This can be useful e.g. if you are analyzing a survey where survey participants have rated statements with a score 1 to 5. With the .raw dimension you would be able to categorize data by score value.
The information we see here, is that the file contains in total 4,198 records, and that the Amount value of “55,2” appear in 24 of those records.
• Bill-to Name: This is a standard dimension that has been picked to be displayed along the vertical axis of the crosstab.
• Amount.sum: This is probably the most commonly used measure type. For Adventure Works, we can see that the total / summarized / aggregated value for Amount is 48,516.
• Amount.avg: This is the average value across all transactions. For Adventure Works, the average value is 693, which by the way is equal to Amount.sum divided by *.cnt (48,516 / 70).
• Amount.max: This is the maximum value across all transactions.

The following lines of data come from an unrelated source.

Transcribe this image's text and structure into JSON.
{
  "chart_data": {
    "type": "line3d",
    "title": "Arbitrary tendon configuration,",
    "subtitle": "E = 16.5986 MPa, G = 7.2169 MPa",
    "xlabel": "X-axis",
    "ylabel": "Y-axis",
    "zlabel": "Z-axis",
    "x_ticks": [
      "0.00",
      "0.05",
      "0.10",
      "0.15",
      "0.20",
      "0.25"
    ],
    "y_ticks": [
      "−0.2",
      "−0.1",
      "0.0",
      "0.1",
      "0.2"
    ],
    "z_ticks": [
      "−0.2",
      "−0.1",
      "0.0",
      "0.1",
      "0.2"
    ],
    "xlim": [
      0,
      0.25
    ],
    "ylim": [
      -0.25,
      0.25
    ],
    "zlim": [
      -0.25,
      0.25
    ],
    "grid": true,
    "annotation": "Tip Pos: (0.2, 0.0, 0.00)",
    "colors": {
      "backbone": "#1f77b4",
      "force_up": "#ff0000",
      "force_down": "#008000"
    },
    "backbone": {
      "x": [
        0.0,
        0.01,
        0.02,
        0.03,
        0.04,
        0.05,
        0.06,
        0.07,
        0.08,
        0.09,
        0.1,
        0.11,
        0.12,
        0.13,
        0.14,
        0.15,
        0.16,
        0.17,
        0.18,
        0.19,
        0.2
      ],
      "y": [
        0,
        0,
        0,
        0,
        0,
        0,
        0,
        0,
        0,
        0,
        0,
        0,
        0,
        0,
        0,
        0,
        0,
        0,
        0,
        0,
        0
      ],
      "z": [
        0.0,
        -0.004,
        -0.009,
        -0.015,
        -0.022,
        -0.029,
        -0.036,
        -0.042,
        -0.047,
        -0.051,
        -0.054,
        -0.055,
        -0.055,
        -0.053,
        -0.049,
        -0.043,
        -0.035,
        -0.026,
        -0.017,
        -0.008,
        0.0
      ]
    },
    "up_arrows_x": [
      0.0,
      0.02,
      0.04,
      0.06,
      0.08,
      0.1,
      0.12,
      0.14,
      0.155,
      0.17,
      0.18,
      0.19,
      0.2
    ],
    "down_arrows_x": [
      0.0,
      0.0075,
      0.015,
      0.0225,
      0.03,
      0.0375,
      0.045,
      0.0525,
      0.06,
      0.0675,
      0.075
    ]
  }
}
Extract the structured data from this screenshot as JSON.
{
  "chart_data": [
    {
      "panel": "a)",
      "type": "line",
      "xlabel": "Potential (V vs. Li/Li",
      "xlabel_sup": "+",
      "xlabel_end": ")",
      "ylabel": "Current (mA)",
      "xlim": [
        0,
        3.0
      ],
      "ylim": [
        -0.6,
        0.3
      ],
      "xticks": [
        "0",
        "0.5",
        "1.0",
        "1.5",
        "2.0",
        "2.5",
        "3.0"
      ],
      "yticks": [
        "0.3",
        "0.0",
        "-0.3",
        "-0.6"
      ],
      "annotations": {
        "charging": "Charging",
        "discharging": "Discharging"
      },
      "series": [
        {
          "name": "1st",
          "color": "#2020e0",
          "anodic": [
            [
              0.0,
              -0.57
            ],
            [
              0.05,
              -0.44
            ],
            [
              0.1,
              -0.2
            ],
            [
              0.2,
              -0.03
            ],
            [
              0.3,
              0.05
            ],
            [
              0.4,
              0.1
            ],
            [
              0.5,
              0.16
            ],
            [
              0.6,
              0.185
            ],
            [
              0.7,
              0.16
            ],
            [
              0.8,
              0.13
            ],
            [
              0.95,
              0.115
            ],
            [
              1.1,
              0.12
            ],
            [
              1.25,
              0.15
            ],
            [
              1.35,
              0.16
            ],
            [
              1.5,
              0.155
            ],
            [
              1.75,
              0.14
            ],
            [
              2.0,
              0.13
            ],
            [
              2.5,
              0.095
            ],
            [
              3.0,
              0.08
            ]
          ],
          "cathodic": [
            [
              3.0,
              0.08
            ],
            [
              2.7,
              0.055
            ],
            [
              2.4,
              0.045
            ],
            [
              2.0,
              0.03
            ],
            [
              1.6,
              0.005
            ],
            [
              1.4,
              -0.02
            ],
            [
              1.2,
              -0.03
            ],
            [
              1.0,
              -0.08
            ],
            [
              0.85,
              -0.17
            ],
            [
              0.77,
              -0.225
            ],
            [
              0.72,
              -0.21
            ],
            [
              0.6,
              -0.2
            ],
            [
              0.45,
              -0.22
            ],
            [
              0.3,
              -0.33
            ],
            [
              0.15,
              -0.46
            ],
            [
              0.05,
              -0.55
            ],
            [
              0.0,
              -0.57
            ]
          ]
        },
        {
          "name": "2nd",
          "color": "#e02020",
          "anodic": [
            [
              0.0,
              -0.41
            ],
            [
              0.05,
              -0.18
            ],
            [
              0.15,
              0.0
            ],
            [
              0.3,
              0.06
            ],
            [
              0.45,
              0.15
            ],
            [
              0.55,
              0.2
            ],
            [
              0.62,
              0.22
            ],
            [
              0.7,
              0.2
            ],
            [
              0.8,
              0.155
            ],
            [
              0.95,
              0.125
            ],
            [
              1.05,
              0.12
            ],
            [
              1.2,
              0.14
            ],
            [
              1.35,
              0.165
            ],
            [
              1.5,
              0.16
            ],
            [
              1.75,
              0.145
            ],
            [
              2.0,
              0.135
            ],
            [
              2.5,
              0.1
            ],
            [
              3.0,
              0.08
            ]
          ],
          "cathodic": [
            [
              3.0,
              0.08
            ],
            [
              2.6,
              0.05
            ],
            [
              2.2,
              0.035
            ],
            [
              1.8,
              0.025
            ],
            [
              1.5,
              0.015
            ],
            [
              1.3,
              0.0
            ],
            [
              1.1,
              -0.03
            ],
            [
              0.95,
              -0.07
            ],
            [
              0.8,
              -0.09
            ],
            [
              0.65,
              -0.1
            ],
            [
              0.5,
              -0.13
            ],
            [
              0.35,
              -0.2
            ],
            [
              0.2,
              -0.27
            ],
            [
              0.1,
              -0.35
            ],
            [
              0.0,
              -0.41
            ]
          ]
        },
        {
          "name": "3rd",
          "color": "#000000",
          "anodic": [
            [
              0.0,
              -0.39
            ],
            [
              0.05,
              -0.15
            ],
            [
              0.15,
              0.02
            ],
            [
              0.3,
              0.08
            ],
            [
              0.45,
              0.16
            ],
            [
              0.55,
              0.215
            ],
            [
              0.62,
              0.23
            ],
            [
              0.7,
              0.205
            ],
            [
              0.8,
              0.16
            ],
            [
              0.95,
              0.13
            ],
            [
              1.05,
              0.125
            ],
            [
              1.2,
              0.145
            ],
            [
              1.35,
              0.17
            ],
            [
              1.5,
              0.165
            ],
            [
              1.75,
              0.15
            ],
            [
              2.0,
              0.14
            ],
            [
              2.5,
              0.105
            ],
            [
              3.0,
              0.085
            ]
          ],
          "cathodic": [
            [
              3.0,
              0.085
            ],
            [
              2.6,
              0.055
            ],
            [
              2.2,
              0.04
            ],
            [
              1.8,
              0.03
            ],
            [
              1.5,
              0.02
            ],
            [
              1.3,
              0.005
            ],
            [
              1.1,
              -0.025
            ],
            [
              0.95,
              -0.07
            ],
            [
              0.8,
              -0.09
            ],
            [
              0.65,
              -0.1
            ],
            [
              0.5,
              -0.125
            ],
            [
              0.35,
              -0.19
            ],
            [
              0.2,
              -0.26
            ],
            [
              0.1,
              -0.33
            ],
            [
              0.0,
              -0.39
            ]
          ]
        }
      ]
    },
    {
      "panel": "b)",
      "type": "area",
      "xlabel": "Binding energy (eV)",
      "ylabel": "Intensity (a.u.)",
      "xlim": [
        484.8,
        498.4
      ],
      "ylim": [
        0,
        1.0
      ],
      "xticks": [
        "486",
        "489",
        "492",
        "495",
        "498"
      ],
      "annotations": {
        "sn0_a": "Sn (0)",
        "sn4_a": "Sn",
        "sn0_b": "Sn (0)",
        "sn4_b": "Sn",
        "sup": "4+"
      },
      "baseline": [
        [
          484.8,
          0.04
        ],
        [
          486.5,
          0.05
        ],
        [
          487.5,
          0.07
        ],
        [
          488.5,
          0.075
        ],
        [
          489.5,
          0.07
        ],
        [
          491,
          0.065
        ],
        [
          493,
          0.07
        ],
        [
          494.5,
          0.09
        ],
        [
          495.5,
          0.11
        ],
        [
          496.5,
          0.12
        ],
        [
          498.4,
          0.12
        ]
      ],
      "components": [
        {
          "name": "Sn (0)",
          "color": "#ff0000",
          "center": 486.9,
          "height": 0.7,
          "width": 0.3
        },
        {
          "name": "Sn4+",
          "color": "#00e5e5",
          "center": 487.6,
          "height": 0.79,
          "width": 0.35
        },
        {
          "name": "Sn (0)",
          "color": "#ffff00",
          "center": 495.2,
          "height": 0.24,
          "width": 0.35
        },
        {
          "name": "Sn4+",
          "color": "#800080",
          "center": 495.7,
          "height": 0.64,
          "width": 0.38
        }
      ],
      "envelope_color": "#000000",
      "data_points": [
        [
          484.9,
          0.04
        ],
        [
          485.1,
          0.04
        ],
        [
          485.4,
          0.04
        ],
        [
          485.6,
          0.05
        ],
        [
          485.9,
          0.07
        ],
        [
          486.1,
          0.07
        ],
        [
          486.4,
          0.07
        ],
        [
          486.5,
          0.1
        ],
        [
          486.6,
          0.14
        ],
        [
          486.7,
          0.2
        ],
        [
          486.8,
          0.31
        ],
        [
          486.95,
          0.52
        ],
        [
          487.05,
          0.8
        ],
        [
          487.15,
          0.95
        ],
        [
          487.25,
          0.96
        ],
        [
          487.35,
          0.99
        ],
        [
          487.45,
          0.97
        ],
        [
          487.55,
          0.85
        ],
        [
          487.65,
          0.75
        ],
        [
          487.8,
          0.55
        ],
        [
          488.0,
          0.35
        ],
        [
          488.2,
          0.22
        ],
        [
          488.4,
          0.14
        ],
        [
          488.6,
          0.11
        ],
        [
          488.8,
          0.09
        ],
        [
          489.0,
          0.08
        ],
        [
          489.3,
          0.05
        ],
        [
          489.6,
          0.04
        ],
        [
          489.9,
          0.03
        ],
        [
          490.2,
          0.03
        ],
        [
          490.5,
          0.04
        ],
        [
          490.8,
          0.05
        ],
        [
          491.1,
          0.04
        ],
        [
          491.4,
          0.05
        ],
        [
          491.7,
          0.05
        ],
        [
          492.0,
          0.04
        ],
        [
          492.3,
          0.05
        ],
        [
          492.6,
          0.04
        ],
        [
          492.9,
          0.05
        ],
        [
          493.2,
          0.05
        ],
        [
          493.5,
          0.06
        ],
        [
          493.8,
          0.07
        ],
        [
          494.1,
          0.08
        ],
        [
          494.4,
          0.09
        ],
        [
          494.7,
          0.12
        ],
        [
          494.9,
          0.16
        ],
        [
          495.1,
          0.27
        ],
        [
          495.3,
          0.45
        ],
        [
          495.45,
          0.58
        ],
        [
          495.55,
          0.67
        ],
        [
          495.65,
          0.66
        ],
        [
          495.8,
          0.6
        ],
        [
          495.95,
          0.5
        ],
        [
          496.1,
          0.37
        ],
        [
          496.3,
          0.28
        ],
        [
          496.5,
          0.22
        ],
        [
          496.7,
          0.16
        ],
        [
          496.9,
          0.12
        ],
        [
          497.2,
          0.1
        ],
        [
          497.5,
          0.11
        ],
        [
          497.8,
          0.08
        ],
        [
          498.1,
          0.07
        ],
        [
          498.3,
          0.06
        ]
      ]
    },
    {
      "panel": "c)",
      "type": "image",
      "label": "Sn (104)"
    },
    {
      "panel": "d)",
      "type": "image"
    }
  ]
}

• Amount.min: This is the minimum value across all transactions.
• Amount.cnt: This is the distinct count of unique Amount values. For Adventure Works it is 49. Remember that e.g. the value 55,2 is present multiple times, but it is only counted as one here. This is why the Amount.cnt can be less than the total number of transactions (*.cnt = 70).
• Bill-to Name.cnt: Again, this is a distinct count, so unique appearances of Adventure Works will only count as 1 – as it will with any other customers in this crosstab. From the Total row, however, we may see that we have in total 78 distinct customers.
• *.cnt: Counts the total number of transactions for each dimension member. Adventure Works appear in 70 transactions.